# Introduction
# This dataset has been populated after consolidating results of a survey that was rolled out to salaried professionals
# across various industries. The dataset is a financial dataset called "Data Professional Salary Survey Results" and contains
# responses across 3 years (2019, 2018, & 2017). For 2019 , 882 people responded from 46 different nations as stated on the
# data.world website.
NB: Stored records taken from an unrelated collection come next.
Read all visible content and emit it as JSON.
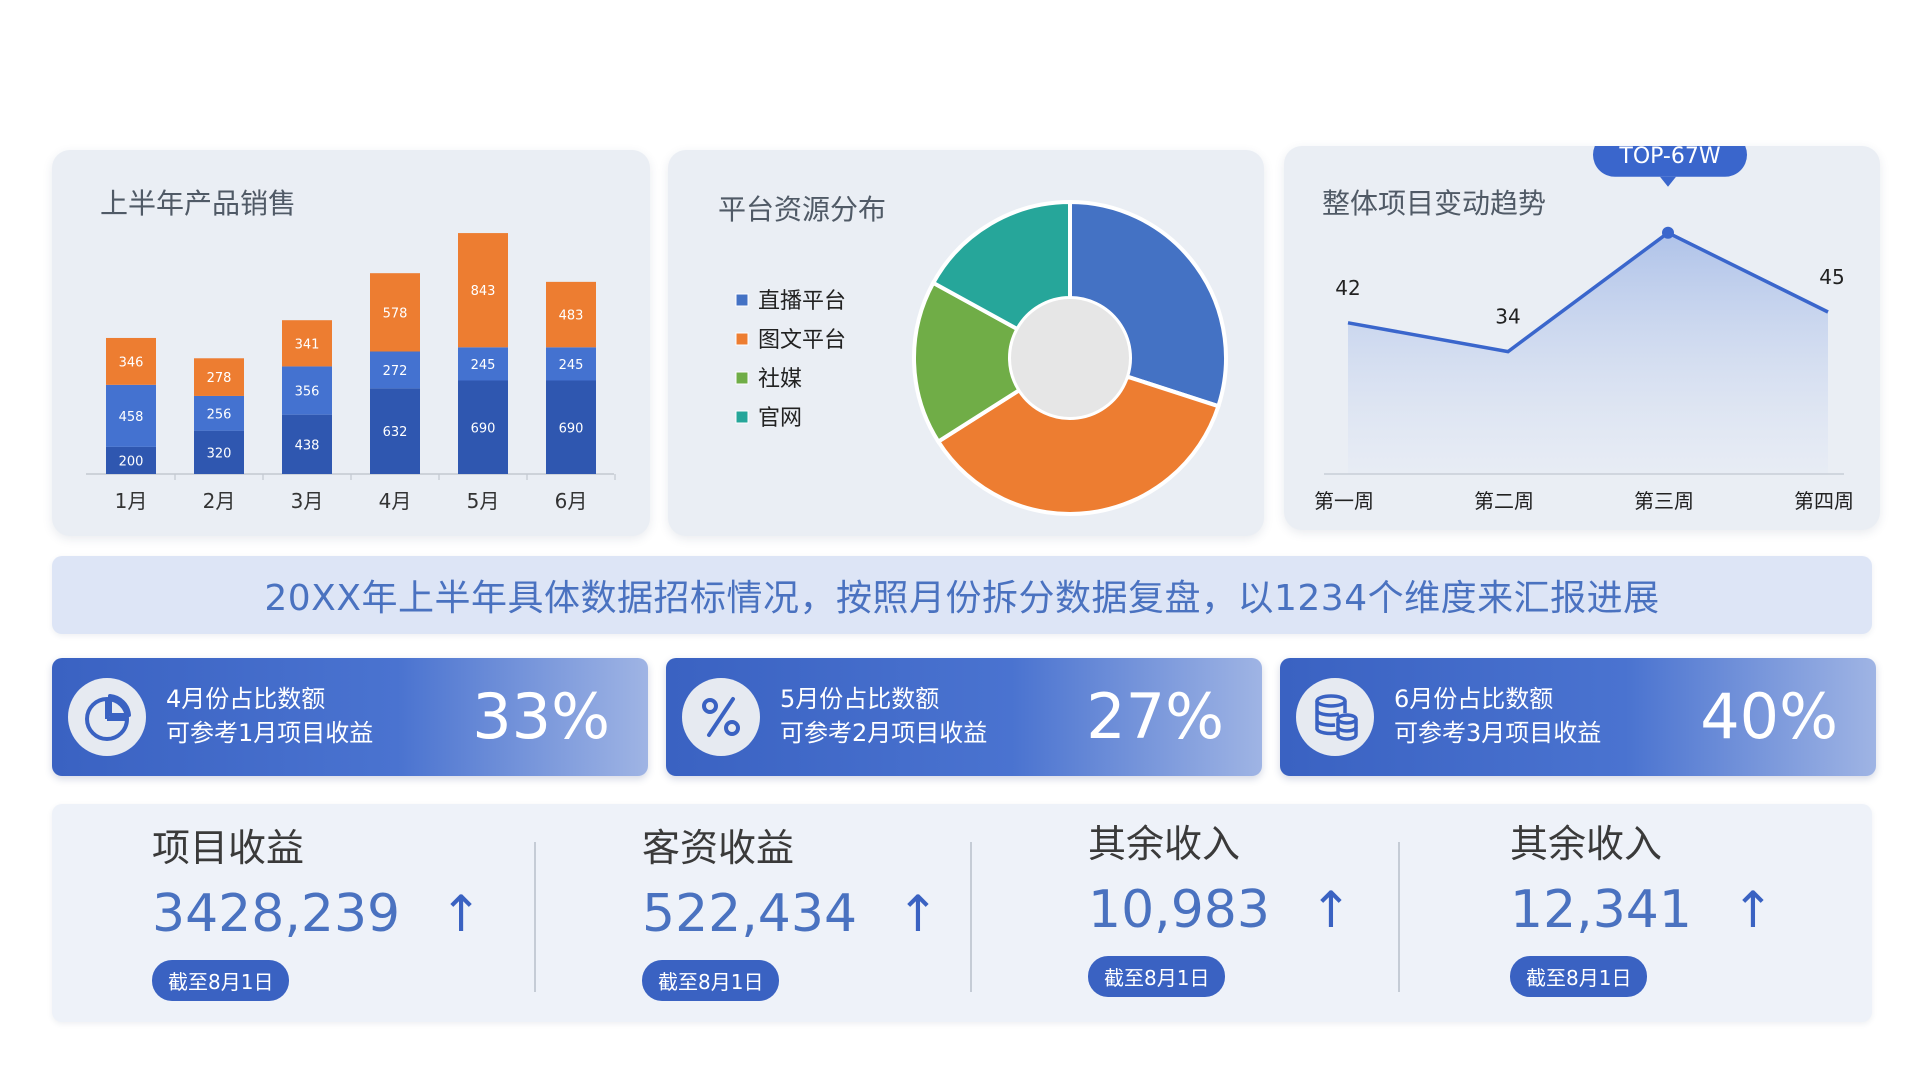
{
  "cards": {
    "sales_title": "上半年产品销售",
    "platform_title": "平台资源分布",
    "trend_title": "整体项目变动趋势"
  },
  "chart_data": [
    {
      "type": "bar",
      "stacked": true,
      "title": "上半年产品销售",
      "categories": [
        "1月",
        "2月",
        "3月",
        "4月",
        "5月",
        "6月"
      ],
      "series": [
        {
          "values": [
            200,
            320,
            438,
            632,
            690,
            690
          ],
          "color": "#2f57b0"
        },
        {
          "values": [
            458,
            256,
            356,
            272,
            245,
            245
          ],
          "color": "#4472d0"
        },
        {
          "values": [
            346,
            278,
            341,
            578,
            843,
            483
          ],
          "color": "#ed7d31"
        }
      ],
      "legend": false,
      "grid": false
    },
    {
      "type": "pie",
      "donut": true,
      "title": "平台资源分布",
      "labels": [
        "直播平台",
        "图文平台",
        "社媒",
        "官网"
      ],
      "values": [
        30,
        36,
        17,
        17
      ],
      "colors": [
        "#4472c4",
        "#ed7d31",
        "#70ad47",
        "#26a69a"
      ],
      "legend": "left"
    },
    {
      "type": "area",
      "title": "整体项目变动趋势",
      "categories": [
        "第一周",
        "第二周",
        "第三周",
        "第四周"
      ],
      "values": [
        42,
        34,
        67,
        45
      ],
      "data_labels": [
        "42",
        "34",
        "",
        "45"
      ],
      "callout": {
        "index": 2,
        "text": "TOP-67W"
      },
      "ylim": [
        0,
        80
      ],
      "color": "#3a66cc",
      "grid": false
    }
  ],
  "banner": {
    "text": "20XX年上半年具体数据招标情况，按照月份拆分数据复盘，以1234个维度来汇报进展"
  },
  "kpis": [
    {
      "icon": "pie-chart-icon",
      "line1": "4月份占比数额",
      "line2": "可参考1月项目收益",
      "percent": "33%"
    },
    {
      "icon": "percent-icon",
      "line1": "5月份占比数额",
      "line2": "可参考2月项目收益",
      "percent": "27%"
    },
    {
      "icon": "database-icon",
      "line1": "6月份占比数额",
      "line2": "可参考3月项目收益",
      "percent": "40%"
    }
  ],
  "metrics": [
    {
      "label": "项目收益",
      "value": "3428,239",
      "arrow": "↑",
      "badge": "截至8月1日"
    },
    {
      "label": "客资收益",
      "value": "522,434",
      "arrow": "↑",
      "badge": "截至8月1日"
    },
    {
      "label": "其余收入",
      "value": "10,983",
      "arrow": "↑",
      "badge": "截至8月1日"
    },
    {
      "label": "其余收入",
      "value": "12,341",
      "arrow": "↑",
      "badge": "截至8月1日"
    }
  ]
}
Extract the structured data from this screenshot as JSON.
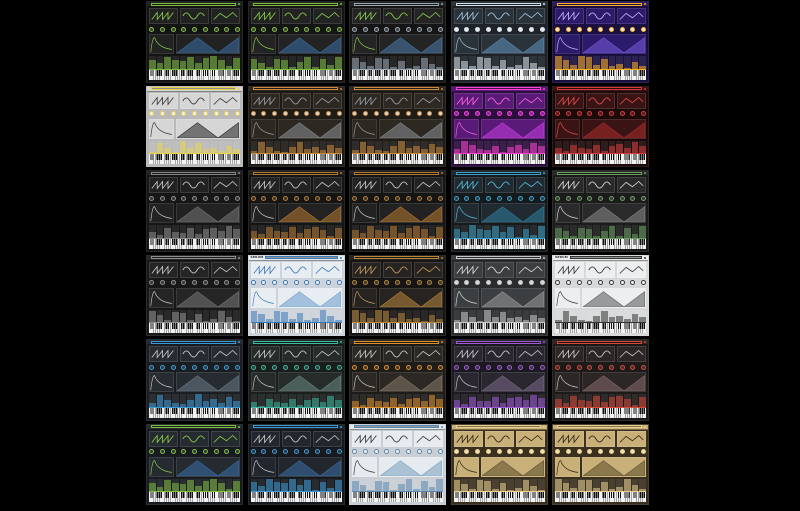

The total number of participants varied across 85 unique nations and anyone who wants to get a brief idea about how much do professionals like database administrators, analysts, architects, developers, and data scientists make annualy, then this dataset is pretty helpful.
# The dataset is pretty comprehensive and has considered various factors(column names) like the highest level of education of the individual, current designation/job title, whether the individual holds any certification, number of hours worked per week and many more. The dataset also has a column that asks for future plans of the individual and whether he/she is looking for a new job which is pretty interesting to kind of predict the happiness quotient of the individual.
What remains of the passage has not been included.